Eğitim alanında yürürlükte olan 2 bin 709 protokolden yalnızca bin 167’si resmi kurumlar ile imzalandı. Protokol imzalanan STK’lerin ismi ise açıklanmadı.

Her 5 protokolden 1’i STK’lerle imzalanmış
Vakıflarla yapılan protokoller protesto edilmişti. (Fotoğraf: Eğitim Sen)

Mustafa BİLDİRCİN

Milli Eğitim Bakanlığı’nın 2024 yılı bütçe görüşmelerine damgasını vuran Bakan Yusuf Tekin’in tarikat ve cemaat çıkışının yankıları hala sürerken MEB, işbirliği yaptığı vakıf ve derneklerin isimlerini açıklamadı.

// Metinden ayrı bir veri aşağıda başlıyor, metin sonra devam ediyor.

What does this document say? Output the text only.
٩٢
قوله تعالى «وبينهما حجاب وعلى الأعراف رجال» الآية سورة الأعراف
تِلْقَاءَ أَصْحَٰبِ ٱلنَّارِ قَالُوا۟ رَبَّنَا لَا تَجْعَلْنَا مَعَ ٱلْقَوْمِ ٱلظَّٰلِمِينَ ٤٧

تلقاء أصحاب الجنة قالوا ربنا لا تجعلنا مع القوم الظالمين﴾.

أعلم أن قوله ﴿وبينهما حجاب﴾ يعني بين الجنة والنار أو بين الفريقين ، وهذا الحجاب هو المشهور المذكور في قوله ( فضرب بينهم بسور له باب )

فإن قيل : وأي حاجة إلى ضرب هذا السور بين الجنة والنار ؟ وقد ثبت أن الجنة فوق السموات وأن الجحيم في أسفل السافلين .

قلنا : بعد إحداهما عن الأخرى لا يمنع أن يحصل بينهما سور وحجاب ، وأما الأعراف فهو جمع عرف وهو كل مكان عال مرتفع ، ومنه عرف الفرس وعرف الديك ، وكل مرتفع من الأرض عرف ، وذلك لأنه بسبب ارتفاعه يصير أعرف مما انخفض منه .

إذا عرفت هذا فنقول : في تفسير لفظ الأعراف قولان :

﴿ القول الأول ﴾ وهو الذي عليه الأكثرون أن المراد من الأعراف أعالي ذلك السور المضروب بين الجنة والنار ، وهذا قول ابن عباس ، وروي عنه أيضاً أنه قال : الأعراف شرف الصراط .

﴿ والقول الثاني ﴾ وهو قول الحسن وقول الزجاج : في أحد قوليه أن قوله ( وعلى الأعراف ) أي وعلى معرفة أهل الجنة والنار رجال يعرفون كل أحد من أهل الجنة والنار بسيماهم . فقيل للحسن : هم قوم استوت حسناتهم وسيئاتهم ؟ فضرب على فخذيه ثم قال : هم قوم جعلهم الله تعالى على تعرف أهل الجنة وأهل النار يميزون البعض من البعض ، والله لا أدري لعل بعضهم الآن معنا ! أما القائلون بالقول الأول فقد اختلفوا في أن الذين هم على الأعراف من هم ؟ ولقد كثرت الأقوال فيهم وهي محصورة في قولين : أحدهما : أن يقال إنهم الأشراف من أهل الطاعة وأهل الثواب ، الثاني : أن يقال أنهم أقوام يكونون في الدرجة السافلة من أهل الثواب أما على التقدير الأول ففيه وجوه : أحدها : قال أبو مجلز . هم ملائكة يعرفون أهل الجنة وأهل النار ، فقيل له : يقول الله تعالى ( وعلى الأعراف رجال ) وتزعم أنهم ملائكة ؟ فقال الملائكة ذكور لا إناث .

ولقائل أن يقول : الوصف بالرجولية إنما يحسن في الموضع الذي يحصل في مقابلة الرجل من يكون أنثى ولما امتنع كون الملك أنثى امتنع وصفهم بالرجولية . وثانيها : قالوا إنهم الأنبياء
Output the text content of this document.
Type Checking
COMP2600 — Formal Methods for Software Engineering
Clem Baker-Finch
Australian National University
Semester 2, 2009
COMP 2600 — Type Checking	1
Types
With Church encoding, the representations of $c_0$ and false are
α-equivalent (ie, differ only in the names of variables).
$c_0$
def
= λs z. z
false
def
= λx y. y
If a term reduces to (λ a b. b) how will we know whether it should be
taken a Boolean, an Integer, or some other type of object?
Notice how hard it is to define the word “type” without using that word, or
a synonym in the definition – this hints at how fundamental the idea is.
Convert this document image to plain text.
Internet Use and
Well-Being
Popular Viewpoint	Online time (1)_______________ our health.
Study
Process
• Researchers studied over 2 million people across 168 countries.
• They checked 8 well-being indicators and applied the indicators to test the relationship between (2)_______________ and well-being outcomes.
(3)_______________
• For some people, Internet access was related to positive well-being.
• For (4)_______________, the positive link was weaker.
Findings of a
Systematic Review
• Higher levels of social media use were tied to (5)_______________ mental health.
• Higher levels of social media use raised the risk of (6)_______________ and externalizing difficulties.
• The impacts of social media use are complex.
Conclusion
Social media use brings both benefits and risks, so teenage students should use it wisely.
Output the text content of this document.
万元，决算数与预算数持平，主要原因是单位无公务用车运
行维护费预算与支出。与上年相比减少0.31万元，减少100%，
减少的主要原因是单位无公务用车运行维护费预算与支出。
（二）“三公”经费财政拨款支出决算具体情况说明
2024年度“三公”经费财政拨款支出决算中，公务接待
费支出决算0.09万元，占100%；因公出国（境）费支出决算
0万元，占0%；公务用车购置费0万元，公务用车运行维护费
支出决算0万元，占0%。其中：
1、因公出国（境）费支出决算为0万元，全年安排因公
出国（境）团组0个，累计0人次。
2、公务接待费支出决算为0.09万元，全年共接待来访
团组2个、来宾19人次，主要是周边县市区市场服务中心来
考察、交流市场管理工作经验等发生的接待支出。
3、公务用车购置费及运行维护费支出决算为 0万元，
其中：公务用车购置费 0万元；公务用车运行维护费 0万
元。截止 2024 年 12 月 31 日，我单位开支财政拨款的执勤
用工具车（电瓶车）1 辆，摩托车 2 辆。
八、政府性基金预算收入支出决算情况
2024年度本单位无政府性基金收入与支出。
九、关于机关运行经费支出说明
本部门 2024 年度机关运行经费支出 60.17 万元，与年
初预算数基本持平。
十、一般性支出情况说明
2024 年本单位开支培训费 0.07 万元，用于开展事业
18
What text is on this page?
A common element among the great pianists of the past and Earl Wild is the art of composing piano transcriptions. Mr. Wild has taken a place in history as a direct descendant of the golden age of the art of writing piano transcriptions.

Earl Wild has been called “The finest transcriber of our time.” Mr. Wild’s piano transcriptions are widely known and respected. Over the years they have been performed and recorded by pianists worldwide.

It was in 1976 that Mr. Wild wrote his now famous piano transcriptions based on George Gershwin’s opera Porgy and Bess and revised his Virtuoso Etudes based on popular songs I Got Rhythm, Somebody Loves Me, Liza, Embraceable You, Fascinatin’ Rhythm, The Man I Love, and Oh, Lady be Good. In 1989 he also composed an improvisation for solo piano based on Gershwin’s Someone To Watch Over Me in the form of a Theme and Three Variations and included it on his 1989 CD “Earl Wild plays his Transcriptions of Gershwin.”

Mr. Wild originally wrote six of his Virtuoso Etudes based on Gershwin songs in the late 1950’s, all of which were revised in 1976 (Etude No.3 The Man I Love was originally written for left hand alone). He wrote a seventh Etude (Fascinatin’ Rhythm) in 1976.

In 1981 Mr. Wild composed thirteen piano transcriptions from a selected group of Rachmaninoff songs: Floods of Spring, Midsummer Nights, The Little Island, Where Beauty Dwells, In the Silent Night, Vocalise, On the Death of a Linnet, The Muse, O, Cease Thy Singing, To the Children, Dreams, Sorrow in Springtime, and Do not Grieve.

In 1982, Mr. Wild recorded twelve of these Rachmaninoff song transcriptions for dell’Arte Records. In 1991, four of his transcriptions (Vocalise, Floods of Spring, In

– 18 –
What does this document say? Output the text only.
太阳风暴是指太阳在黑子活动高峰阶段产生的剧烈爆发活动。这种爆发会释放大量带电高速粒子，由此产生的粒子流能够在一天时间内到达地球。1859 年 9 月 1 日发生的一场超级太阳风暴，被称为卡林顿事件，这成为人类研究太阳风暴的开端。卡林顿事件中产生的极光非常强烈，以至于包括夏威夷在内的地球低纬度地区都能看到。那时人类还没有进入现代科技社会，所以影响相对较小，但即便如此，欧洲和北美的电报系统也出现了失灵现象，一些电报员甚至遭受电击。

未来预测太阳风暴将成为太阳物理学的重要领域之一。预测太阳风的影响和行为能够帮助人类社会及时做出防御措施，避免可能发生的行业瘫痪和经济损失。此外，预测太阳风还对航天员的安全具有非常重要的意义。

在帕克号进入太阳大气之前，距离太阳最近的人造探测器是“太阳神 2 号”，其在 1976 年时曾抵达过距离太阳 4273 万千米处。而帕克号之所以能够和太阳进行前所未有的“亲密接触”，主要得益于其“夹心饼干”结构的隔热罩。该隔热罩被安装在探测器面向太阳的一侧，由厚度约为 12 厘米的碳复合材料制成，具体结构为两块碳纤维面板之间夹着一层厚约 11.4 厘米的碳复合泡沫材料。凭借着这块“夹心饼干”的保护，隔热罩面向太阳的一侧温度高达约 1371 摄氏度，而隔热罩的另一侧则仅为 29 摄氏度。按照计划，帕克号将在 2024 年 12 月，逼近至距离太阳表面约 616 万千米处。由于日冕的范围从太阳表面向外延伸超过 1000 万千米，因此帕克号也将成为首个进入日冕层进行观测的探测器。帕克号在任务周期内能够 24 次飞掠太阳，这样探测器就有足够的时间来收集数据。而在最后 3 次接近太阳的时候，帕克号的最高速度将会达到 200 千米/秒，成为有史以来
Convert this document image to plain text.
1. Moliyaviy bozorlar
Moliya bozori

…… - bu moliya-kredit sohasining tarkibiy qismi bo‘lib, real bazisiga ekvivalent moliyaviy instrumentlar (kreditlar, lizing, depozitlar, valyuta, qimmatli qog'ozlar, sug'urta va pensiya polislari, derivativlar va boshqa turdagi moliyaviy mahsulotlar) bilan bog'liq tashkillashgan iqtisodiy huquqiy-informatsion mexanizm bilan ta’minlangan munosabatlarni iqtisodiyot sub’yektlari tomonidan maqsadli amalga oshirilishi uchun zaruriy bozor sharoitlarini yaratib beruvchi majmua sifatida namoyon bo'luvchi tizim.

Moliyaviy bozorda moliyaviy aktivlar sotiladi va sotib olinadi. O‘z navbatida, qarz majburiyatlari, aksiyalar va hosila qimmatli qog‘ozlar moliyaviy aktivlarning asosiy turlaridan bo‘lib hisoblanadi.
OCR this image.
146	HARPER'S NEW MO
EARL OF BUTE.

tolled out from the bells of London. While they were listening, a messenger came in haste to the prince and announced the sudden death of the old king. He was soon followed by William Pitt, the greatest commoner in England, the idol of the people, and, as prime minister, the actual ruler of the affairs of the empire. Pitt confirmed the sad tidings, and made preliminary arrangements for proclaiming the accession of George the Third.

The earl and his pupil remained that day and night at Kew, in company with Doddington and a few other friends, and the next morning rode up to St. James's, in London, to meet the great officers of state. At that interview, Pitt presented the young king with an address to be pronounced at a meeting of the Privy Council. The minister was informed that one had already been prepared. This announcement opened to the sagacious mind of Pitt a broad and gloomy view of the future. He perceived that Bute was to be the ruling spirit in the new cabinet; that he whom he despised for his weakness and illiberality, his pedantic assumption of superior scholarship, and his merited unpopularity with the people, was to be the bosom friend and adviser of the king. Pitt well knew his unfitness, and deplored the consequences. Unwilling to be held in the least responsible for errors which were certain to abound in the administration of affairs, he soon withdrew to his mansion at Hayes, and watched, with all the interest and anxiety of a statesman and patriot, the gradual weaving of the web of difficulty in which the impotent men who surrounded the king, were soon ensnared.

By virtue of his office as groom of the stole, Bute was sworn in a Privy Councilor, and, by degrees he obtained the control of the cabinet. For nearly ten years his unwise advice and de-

Bakan Tekin, TBMM Genel Kurulu’nda yaptığı konuşmada, “Sizin, ‘Tarikat, cemaat’ dediğiniz, bizim ise ‘STK’ dediğimiz yapılarla toplasanız 10 tane protokolümüz vardır. Onlarla protokol yapmaya da devam edeceğiz” demişti. Tekin hakkında, sözleri nedeniyle çok sayıda suç duyurusu yapılmıştı.

BAKAN TEKİN’E SORULDU

CHP Milletvekili Ayça Taşkent de Milli Eğitim Bakanı Yusuf Tekin’in sözlerine tepki göstererek, MEB’in protokol yaptığı kurumların isimlerinin açıklanmasını istedi. Taşkent'in, Milli Eğitim Bakanı Yusuf Tekin’in yanıtlaması istemiyle 3 Ocak'ta verdiği soru önergesinde,“ MEB’in hangi STK’ler ile protokolü vardır? Protokollerin kapsamı ve içeriği nedir?” sorularına yer verildi.

TEKİN SORUYU GÖRMEDİ

Bakan Tekin’in CHP’li Taşkent’e yanıtı ise “MEB, protokol imzaladığı cemaat ve tarikatların isimlerini gizliyor” eleştirilerinin haklılığını bir kez daha gözler önüne serdi. Tekin’in yanıtında, 2024 yılı itibarıyla eğitim alanında 2 bin 709 protokolün yürürlükte olduğu belirtilerek yürürlükteki protokollerden bin 167’sinin resmi kurumlarla, 556’sının ise STK’ler imzalandığı kaydedildi. Geriye kalan 986 protokolün tarafları ise yanıtta belirtilmedi. Tekin öte yandan, protokol imzalanan STK’lerin ismi ile protokollerin içeriğinin sorulduğu soruyu ise görmezden geldi.

KARANLIKTAN GEÇİYORUZ

Tekin’in yanıtını BirGün’e değerlendiren CHP Milletvekili Ayça Taşkent, Türkiye’nin AKP iktidarı ile birçok alanda derin bir karanlığa teslim edildiğini savundu. Türkiye’de iktidar eliyle en çok tahrip edilen alanların başında eğitim alanının geldiğine dikkati çeken Taşkent, sözlerini şöyle sürdürdü:

“Türkiye’de 100 çocuktan 22’sinin yoksul olduğu, 4-6 yaş arasındaki binlerce çocuğun Kuran kurslarına teslim edildiği, eğitimde fırsat eşitliğinin yok edilmeye çalışıldığı, çocuk işçiliğin her geçen gün yükseldiği, çocukların MESEM’lerde hayatını kaybettiği bir karanlıktan geçiyoruz. Tüm bu karanlık içinde Milli Eğitim Bakanı böyle bir açıklama yapabiliyor. Eğlenmesi, gülmesi, iyi bir eğitim alması, özgür bir ortamda yetişmesi gerekirken bizim çocuklarımız yoksullukla, çocuk yaşta işçilikle, çocuk istismarları ile mücadele ediyor. Gericiliğin hızla yayıldığı, yoksulluğun her geçen gün arttığı Türkiye’de çocuklarımızın payına maalesef hiç hak etmedikleri bir gelecek düşüyor.”